Netherlands–Singapore relations
- Singapore: Netherlands

= Netherlands–Singapore relations =

Netherlands–Singapore relations refers to the bilateral relations between the Kingdom of the Netherlands and the Republic of Singapore. Upon Singapore's declaration of independence in August 1965, the Netherlands recognized Singapore as a sovereign state and established diplomatic relations with it, becoming one of the first European countries to do so. The Netherlands maintains its embassy in Singapore, while Singapore is represented in the Netherlands through its embassy in Brussels, Belgium.

==History==
Trade relations between the Netherlands and Singapore began in the 19th century. In 1819, when Stamford Raffles founded Singapore, the Netherlands was dissatisfied, as it claimed Singapore was within its purview and wanted the United Kingdom to withdraw from Singapore. The United Kingdom did not withdraw and instead signed the Anglo-Dutch Treaty of 1824 with the Netherlands, through which the Netherlands recognized the occupation of the United Kingdom in Singapore.

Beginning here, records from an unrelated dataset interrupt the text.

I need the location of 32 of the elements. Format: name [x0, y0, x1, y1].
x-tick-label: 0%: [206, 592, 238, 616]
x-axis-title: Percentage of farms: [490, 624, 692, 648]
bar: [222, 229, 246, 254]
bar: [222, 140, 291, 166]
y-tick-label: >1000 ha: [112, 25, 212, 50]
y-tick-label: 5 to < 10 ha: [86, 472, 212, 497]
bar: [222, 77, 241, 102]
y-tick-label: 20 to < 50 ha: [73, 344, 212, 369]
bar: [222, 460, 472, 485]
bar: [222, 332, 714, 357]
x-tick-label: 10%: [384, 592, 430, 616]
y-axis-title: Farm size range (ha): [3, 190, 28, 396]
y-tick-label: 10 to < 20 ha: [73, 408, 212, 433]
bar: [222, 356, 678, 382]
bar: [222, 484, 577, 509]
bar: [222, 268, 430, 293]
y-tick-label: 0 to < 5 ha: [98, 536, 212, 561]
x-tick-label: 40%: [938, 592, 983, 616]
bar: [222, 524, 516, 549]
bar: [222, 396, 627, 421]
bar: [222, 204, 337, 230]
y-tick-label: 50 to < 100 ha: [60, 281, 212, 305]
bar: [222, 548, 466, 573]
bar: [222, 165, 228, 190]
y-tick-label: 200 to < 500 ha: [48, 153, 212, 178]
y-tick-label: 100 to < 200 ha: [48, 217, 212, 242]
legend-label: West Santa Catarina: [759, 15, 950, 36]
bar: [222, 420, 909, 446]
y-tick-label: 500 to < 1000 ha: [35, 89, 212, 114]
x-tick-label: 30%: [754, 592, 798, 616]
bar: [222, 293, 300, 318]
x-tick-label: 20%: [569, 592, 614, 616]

In 1961, the government of Singapore appointed Albert Winsemius, a Dutch economist, to serve as Chief Economic Adviser until 1984. On August 9, 1965, Singapore was expelled by Malaysia and declared independence. The Netherlands established diplomatic relations with Singapore on December 7, 1965, becoming one of the first European countries to do so.

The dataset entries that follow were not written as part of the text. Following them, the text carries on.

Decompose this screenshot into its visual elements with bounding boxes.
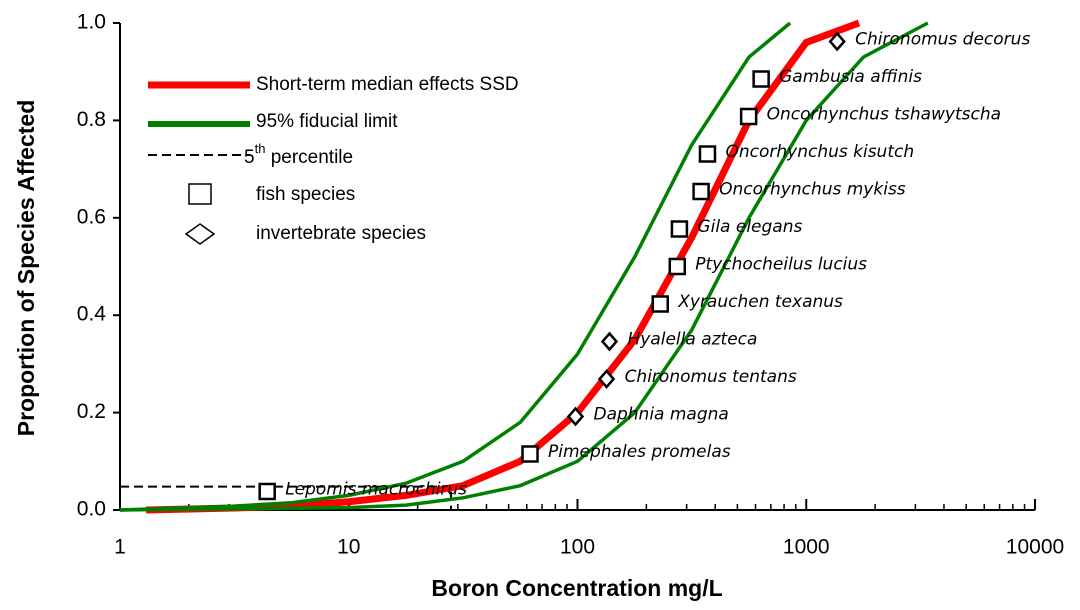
y-tick-label: 0.6 — [77, 205, 106, 228]
fish-point — [698, 145, 717, 163]
y-tick-label: 0.0 — [77, 498, 106, 521]
x-tick-label: 10 — [337, 536, 360, 559]
invertebrate-point — [600, 331, 619, 352]
y-tick-label: 1.0 — [77, 11, 106, 34]
species-label: Daphnia magna — [593, 404, 728, 424]
fish-point — [651, 295, 669, 313]
fish-point — [670, 220, 689, 238]
y-axis-label: Proportion of Species Affected — [13, 100, 39, 437]
species-label: Gambusia affinis — [779, 67, 922, 87]
legend-label: 5th percentile — [244, 141, 353, 168]
legend-label-part: percentile — [265, 147, 353, 168]
x-tick-label: 100 — [560, 536, 595, 559]
invertebrate-point — [566, 406, 585, 427]
legend-label-part: th — [255, 141, 266, 156]
legend-square — [188, 183, 212, 205]
species-label: Oncorhynchus kisutch — [725, 142, 914, 162]
y-tick-label: 0.2 — [77, 400, 106, 423]
species-label: Chironomus decorus — [855, 30, 1030, 50]
legend-label: invertebrate species — [256, 223, 426, 244]
x-tick-label: 1000 — [783, 536, 830, 559]
species-label: Pimephales promelas — [548, 442, 731, 462]
fish-point — [258, 482, 276, 501]
fish-point — [692, 182, 710, 201]
y-tick-label: 0.4 — [77, 303, 107, 326]
fish-point — [739, 107, 758, 126]
species-label: Ptychocheilus lucius — [695, 255, 867, 275]
species-label: Xyrauchen texanus — [677, 292, 843, 312]
x-axis-label: Boron Concentration mg/L — [431, 575, 722, 601]
legend-label: fish species — [256, 184, 355, 205]
species-label: Chironomus tentans — [625, 367, 797, 387]
legend-label: 95% fiducial limit — [256, 111, 398, 132]
x-tick-label: 1 — [114, 536, 126, 559]
legend-label: Short-term median effects SSD — [256, 74, 519, 95]
species-label: Oncorhynchus tshawytscha — [767, 105, 1001, 125]
legend-diamond — [184, 223, 216, 245]
legend-label-part: 5 — [244, 147, 255, 168]
species-label: Gila elegans — [697, 217, 802, 237]
fish-point — [521, 445, 539, 463]
species-label: Hyalella azteca — [627, 329, 757, 349]
species-label: Lepomis macrochirus — [285, 479, 467, 499]
x-tick-label: 10000 — [1006, 536, 1064, 559]
y-tick-label: 0.8 — [77, 108, 106, 131]
curve — [119, 21, 929, 512]
species-label: Oncorhynchus mykiss — [719, 180, 906, 200]
invertebrate-point — [828, 31, 846, 52]
invertebrate-point — [597, 369, 616, 389]
curve — [119, 21, 792, 512]
fish-point — [668, 257, 687, 276]
fish-point — [752, 70, 770, 88]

Between January 23 and 25, 2013, Queen Beatrix of the Netherlands visited Singapore and met with President Tony Tan and Prime Minister Lee Hsien Loong. During the state banquet, Tan stated, "Indeed, the Netherlands is not only one of Singapore's first friends, but also one of our most steadfast friends. Today, this friendship continues to endure and flourish, underpinned by our shared interests as small, outward-oriented and forward-looking countries". During the visit, the two sovereigns discussed ways to increase cooperation between the nations. The Netherlands promised to give strong support towards the free-trade agreement between Singapore and the European Union.

==Trade relations==
The Netherlands was the most important trade partner of Singapore in the European Union in 2015. In 2015 it was reported that more than 1,000 Dutch companies have set up offices in Singapore, and nearly 100 Singaporean companies conduct their European operations through offices in the Netherlands. In 2009, the Netherlands was the second largest investor in Singapore, with investments totalling more than 50 billion Singapore dollars. Singaporean investments in the Netherlands totalled 3.1 billion Singapore dollars.

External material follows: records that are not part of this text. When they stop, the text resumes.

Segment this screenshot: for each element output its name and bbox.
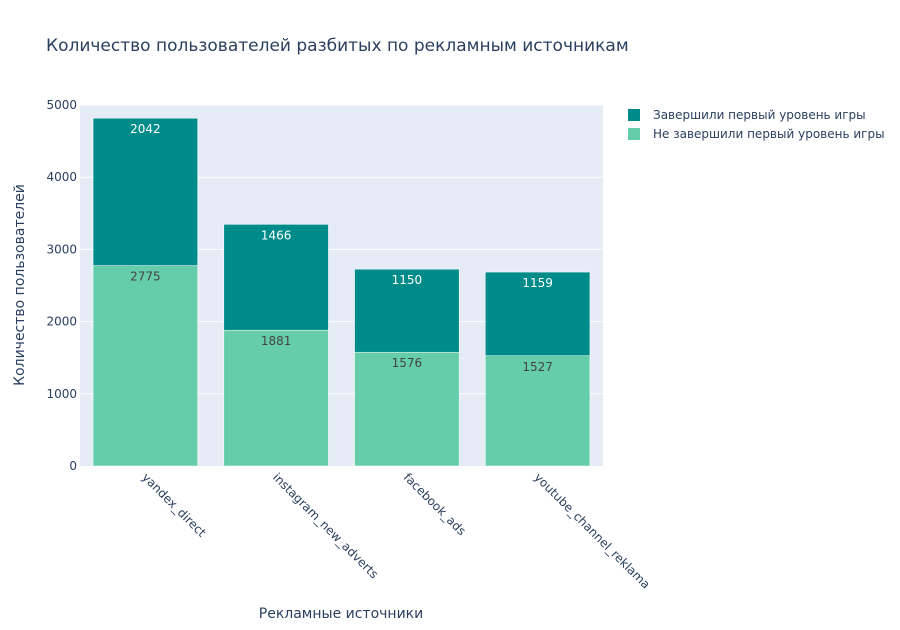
chart-title: Количество пользователей разбитых по рек… (46, 36, 629, 56)
legend-swatch (628, 128, 640, 140)
data-label: 1150 (392, 273, 423, 287)
x-tick-label: youtube_channel_reklama (532, 470, 653, 591)
bar-segment (223, 224, 329, 331)
x-axis-ticks: yandex_direct instagram_new_adverts facebo… (139, 470, 653, 591)
bar-segment (92, 265, 198, 467)
bar-segment (354, 268, 460, 353)
y-tick-label: 5000 (46, 98, 77, 112)
x-axis-title: Рекламные источники (259, 606, 423, 622)
legend: Завершили первый уровень игры Не завершил… (628, 108, 885, 141)
bar-segment (354, 351, 460, 467)
y-tick-label: 4000 (46, 170, 77, 184)
x-tick-label: instagram_new_adverts (270, 470, 381, 581)
bar-segment (92, 117, 198, 266)
bars (92, 117, 591, 467)
legend-item-label: Завершили первый уровень игры (653, 108, 866, 122)
y-axis-title: Количество пользователей (12, 184, 28, 386)
data-label: 2042 (130, 122, 161, 136)
bar-segment (223, 329, 329, 467)
data-labels: 2775 2042 1881 1466 1576 1150 1527 1159 (130, 122, 553, 374)
y-tick-label: 0 (69, 459, 77, 473)
data-label: 1466 (261, 228, 292, 242)
legend-item-label: Не завершили первый уровень игры (653, 127, 885, 141)
data-label: 1881 (261, 334, 292, 348)
data-label: 2775 (130, 270, 161, 284)
y-tick-label: 2000 (46, 315, 77, 329)
data-label: 1527 (522, 360, 553, 374)
y-axis-ticks: 0 1000 2000 3000 4000 5000 (46, 98, 77, 473)
x-tick-label: facebook_ads (401, 470, 469, 538)
y-tick-label: 1000 (46, 387, 77, 401)
data-label: 1159 (522, 276, 553, 290)
legend-swatch (628, 109, 640, 121)
x-tick-label: yandex_direct (139, 470, 209, 540)
y-tick-label: 3000 (46, 242, 77, 256)
bar-segment (485, 271, 591, 357)
data-label: 1576 (392, 356, 423, 370)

In 2012, Singapore exported products worth 4.68 billion US dollars to the Netherlands, while the Netherlands exported products worth 6.59 billion US dollars to Singapore. Products exported from Singapore to the Netherlands included chemical products, machines, and refined petroleum, while the Netherlands mainly exported refined petroleum to Singapore.

==Military relations==
The Singapore Armed Forces and the Armed forces of the Netherlands cooperate through the organization of military training courses, joint visits, and professional exchanges.

The Royal Netherlands Navy commander, Vice Admiral Jan-Willem Kelder visited Singapore between January 16 and January 18, 2007. He met with Minister of Defence Teo Chee Hean and toured the Changi Naval Base.